Pementasan Langen Mataya Bedhaya Gandrungmanis yang Punah, Naufal Anggito Yudhistira Garap Enam Naskah

Bedhayan Gandrungmanis
Pementasan eksperimental reaktualisasi tari "Bedhayan Gandrungmanis" karya Pakubuana VIII bekerjasama dengan penari-penari muda Jakarta dan UKM Karawitan Sekar Widya Makara UI berlangsung di lantai 4 ruang serbaguna Perpustakaan Nasional, Jakarta Pusat, Minggu, 26 Oktober 2025, mulai pukul 13.00 WIB sampai pukul 16.30 WIB.(Foto : Lasman Simanjuntak)

NusantaraInsight, Jakarta — Pertunjukan tari klasik bertajuk “Langen Mataya Bedhayan Gandrungmanis” adalah suatu pentas yang mengusung semangat revitalisasi dan penggalian tari Jawa klasik gaya Surakarta.

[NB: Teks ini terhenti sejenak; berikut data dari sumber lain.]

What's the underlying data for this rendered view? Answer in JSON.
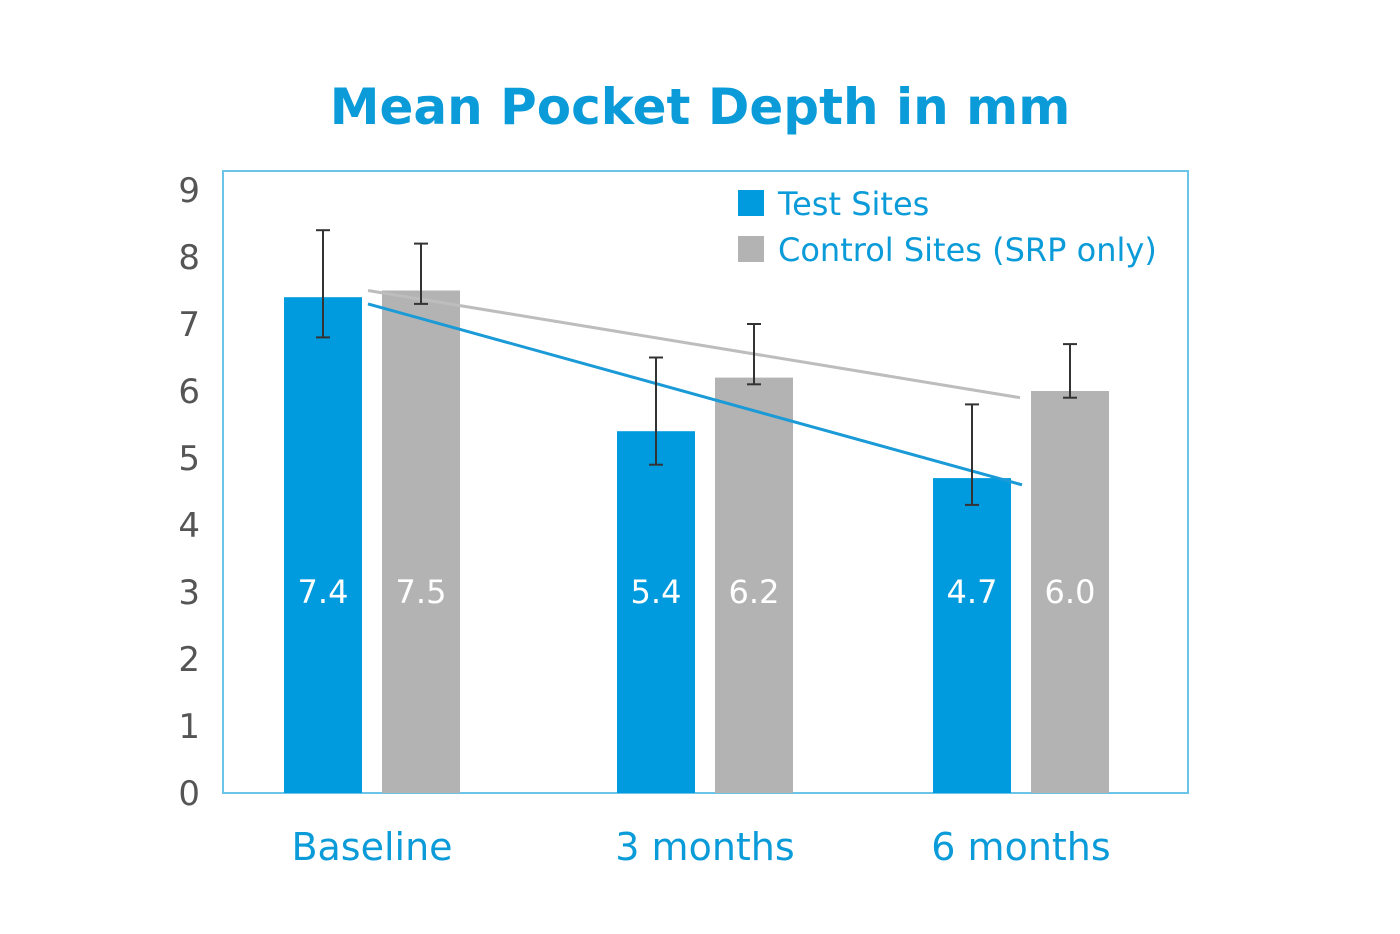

Pada pementasan ini disajikan tari Bedhayan Gandrungmanis yang didasari pada proses eksebisi penelitian disertasi (program doktoral ilmu susastera -Fakultas Ilmu Budaya Universitas Indonesia-red) Naufal Anggito Yudhistira terkait Bedhaya Gandrungmanis yang telah punah.

Pementasan eksperimental reaktualisasi tari Bedhaya Gandrungmanis -karya Pakubuana VIII ini-telah dipentaskan dengan sukses dan penuh apresiasi tinggi dari kalangan penikmat dan pemerhati seni (tari !) dan dari para penonton di ruang serbaguna lantai 4, Gedung Perpustakaan Nasional di jln.Medan Merdeka, Jakarta Pusat, Minggu siang kemarin (26/10/2025).

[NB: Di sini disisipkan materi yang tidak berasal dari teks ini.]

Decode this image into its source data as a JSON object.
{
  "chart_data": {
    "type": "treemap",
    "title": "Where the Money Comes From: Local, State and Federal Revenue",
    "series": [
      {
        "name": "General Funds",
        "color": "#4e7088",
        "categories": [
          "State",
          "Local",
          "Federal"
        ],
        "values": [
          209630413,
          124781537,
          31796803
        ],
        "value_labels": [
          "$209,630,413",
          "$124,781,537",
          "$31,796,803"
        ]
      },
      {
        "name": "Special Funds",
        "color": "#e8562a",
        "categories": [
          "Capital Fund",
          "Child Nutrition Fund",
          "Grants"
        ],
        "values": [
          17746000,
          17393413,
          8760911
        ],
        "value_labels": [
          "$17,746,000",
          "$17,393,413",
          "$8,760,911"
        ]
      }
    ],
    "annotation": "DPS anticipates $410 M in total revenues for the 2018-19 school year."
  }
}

Melibatkan berbagai penari dan pengrawit muda yang berdomisili di wilayah Jakarta dan sekitarnya.

“Pementasan yang bekerjasama dengan para penari muda Jakarta dan UKM Karawitan Sekar Widya Makara UI ini menjadi bagian dari upaya penelitian lapangan sekaligus mewujudkan salah satu kekayaan tari klasik gaya Surakarta yang telah hilang,” ujar Kandidat Doktor Naufal Anggito Yudhistira dalam wawancara khusus di Jakarta, Senin pagi (27/10/2025).

BACA JUGA:  Tantangan EBIFF Menjadi Jembatan Inklusi Ekobis dan Budaya

Menurutnya proses penggalian tari ini didahului dengan penggalian data dari Serat Sindhen Gendhing Badhaya Sarimpi milik Perpustakaan UI yang ditulis oleh GPH Prabuwinata, putra terakhir dari Sinuhun Pakubuwana IX , yang juga merupakan salah satu empu tari-karawitan di Keraton Surakarta.

Penggalian teks sindhenan dilakukan dengan memadukan 6 naskah berbeda milik Keraton Surakarta, Perpustakaan UI, dan Pura Mangkunegaran.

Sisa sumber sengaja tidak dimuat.